4) S&M Holmes. It's a lot
shorter than you think, and a bit more flexy out of the gate. The
turn-in is genuine, however, and it's the only XL bike that can be
truly considered a jumper, save for the Limo.
(I have to interrupt for a moment. Six months after I wrote this, I was racing at Brookville when a teenaged rider came up to tell me how much he liked the column. "In fact," he says, "I was going to buy a Holmes, but I read in your column that I should save for the Limo, so I saved up and bought it..." That was the last time I used that particular turn of phrase in print... JB)
5) GT Elite XL. Don't let the GT styling cues fool you. This bike is a lot closer to a Limo in design and conception than it is to the 1985 GT Pro. The tubing is decent for once, and perhaps best of all, it's the only of these five that is available as a no-brainer complete bike. Strip the chrome off, paint it brown and add "Base" stickers, and nobody will ever know you didn't assemble a hardcore bike from the ground up. WARNING: Not really an XL bike, particularly when compared to the above four.

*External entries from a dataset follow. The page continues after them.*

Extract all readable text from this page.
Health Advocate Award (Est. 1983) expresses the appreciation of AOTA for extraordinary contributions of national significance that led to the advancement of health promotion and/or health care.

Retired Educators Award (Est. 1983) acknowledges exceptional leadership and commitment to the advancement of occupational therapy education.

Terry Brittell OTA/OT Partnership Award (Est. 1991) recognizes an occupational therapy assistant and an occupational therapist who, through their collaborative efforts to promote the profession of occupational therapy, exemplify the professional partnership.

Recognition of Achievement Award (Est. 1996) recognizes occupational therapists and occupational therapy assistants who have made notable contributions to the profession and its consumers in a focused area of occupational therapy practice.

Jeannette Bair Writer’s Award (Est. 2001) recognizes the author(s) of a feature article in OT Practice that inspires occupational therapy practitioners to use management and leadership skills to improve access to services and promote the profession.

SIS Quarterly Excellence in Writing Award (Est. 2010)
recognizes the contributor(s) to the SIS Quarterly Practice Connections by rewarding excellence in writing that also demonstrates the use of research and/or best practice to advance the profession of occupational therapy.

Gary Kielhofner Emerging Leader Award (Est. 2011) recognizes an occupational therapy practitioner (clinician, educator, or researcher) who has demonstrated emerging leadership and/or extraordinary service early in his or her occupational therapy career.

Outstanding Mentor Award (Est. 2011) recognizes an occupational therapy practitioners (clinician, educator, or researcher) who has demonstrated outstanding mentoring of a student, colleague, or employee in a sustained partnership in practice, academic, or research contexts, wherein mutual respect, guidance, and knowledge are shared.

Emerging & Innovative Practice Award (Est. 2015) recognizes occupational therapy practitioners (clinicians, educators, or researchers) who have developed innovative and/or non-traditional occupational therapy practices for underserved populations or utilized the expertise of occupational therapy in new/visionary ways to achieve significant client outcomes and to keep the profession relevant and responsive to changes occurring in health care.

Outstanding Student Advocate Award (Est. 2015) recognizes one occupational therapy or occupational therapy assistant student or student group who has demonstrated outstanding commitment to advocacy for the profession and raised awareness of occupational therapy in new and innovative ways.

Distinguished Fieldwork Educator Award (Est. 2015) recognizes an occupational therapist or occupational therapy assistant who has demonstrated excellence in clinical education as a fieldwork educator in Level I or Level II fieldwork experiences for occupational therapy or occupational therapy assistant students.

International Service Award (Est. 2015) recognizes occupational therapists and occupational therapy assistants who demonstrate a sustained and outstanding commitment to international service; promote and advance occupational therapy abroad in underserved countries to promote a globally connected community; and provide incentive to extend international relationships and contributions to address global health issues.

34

Thanks for sticking with me through what has to be my longest column yet. (5,155 words - JB) We didn't even have a chance to discuss how handlebar and seat placement affect handling. Maybe in a few months. Next time you buy a frame and fork, take a hard look at it. Don't let shiny chrome or trick colors fool you into purchasing a sled. I've been fooled myself, and it hurts. Ride your pals' bikes, but don't listen to them too much. This is a decision you'll have to live with for anywhere from six months to two years, and those can be long years. Switching frames during a racing season can also mess you up, so it's worth it to take your time. And if you find an old Darrell Young, buy it, no questions asked. Then call me. I'm sure I could trade you something much better. No, it's not a Huffy - those are only the stickers.
Don't forget the BMX Fiction contest. The winner will get free lodging and some meals during the Christmas Nationals, and will get to shovel some snow off all of Columbus' hot jumping spots. If you can't make it to the race, I'll flow you some parts and stuff. The deadline is November 8. I will print not only the winner but any others that strike my fancy. Get out there and write.